Vor knapp zehn Jahren starb der Aargauer Hans Moor qualvoll, weil er bei der Arbeit jahrelang Asbeststaub eingeatmet hatte. Er arbeitete als Monteur bei der Maschinenfabrik Oerlikon im Turbinenbau. Dieses Geschäft übernahm die ABB und später die Alstom. Zur Ummantelung der Turbinen musste Moor Asbest verarbeiten.
Bösartige Tumore
Asbest ist dann gefährlich, wenn freigesetzte Fasern eingeatmet werden. Sie verbleiben jahrelang im Lungengewebe und lösen Entzündungen aus. Bösartige Tumore wie diejenigen von Hans Moor brechen erst Jahrzehnte später aus.
Als Moor im Februar 2005 in der SRF-Sendung «Quer» auftrat, konnte er zwar noch seinem Hobby, der Holzschnitzerei, nachgehen. Er war aber schon damals schwer krank. Hans Moor: «Ich habe meinem Arzt gesagt, er solle mir ehrlich Auskunft geben, ob ich in drei Jahren noch lebe.
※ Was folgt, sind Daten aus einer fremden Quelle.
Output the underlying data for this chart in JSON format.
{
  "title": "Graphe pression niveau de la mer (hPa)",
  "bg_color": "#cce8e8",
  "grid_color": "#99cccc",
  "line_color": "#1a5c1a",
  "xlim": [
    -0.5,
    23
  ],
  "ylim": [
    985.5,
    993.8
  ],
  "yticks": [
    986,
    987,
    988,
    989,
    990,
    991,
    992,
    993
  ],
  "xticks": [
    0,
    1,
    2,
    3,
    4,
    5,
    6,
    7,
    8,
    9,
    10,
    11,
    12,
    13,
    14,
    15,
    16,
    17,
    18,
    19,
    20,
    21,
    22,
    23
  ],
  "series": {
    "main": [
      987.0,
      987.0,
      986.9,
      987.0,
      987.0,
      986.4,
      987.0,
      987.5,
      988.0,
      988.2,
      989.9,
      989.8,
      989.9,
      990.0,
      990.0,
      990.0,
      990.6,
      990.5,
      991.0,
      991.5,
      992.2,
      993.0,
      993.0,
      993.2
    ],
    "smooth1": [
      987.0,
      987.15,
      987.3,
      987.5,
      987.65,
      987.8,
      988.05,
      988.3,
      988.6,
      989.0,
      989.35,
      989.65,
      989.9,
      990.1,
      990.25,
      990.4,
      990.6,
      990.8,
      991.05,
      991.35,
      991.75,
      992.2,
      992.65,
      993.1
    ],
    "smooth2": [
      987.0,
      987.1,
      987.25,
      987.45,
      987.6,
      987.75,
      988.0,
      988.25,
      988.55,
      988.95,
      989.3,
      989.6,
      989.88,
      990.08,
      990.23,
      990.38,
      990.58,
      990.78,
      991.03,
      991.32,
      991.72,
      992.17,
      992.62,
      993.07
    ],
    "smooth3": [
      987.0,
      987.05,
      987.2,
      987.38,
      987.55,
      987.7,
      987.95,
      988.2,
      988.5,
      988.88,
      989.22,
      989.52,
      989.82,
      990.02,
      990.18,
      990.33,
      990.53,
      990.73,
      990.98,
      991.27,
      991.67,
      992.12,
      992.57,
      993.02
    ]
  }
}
Dann sagte er Nein.»
Über 1300 Todesopfer in der Schweiz
Neun Monate später starb Hans Moor. Sein Anwalt David Husmann klagte auf dessen Wunsch erstmals zivilrechtlich gegen ein Unternehmen, gegen die Alstom Schweiz. Die Angehörigen hätten Anrecht auf Schadenersatz, sagte Husmann, denn der Arbeitgeber habe Moor nicht geschützt.
Über 1300 Menschen sind in der Schweiz bisher wegen Asbest gestorben. Und in den nächsten Jahren werden mindestens nochmals so viele sterben. Während im Ausland Firmen wie die Alstom die Opfer entschädigen mussten, warten Schweizer Betroffene nach wie vor vergeblich. Das Problem sind die gesetzlichen Verjährungsfristen.
Der Anspruch auf Schadenersatz verjähre zehn Jahre nach dem letzten Kontakt mit Asbest. Das sagten alle Schweizer Gerichte bis zur höchsten Instanz auch im Fall der Klage von Moors Hinterbliebenen.
Neue Chancen für Schadenersatz
Jetzt haben die Schweizer Asbest-Opfer vor dem Europäischen Gerichtshof für Menschenrechte in Strassburg einen wichtigen juristischen Erfolg erzielt.
Die Art und Weise, wie die Schweiz mit den Verjährungsfristen umgehe, sei nicht zulässig, befindet das Gericht.
Eine strikte Auslegung der Fristen verletzt nach Meinung der Richter in Strassburg den Artikel 6 der Europäischen Menschenrechtskonvention (EMRK), in dem das Recht auf ein faires Verfahren festgehalten ist.
Der EGMR verpflichtet die Schweiz deshalb zu einer Genugtuungszahlung von 12'180 Euro an die Witwe sowie die zwei Töchter. Zudem muss sich die Schweiz mit 9000 Euro an deren Unkosten beteiligen.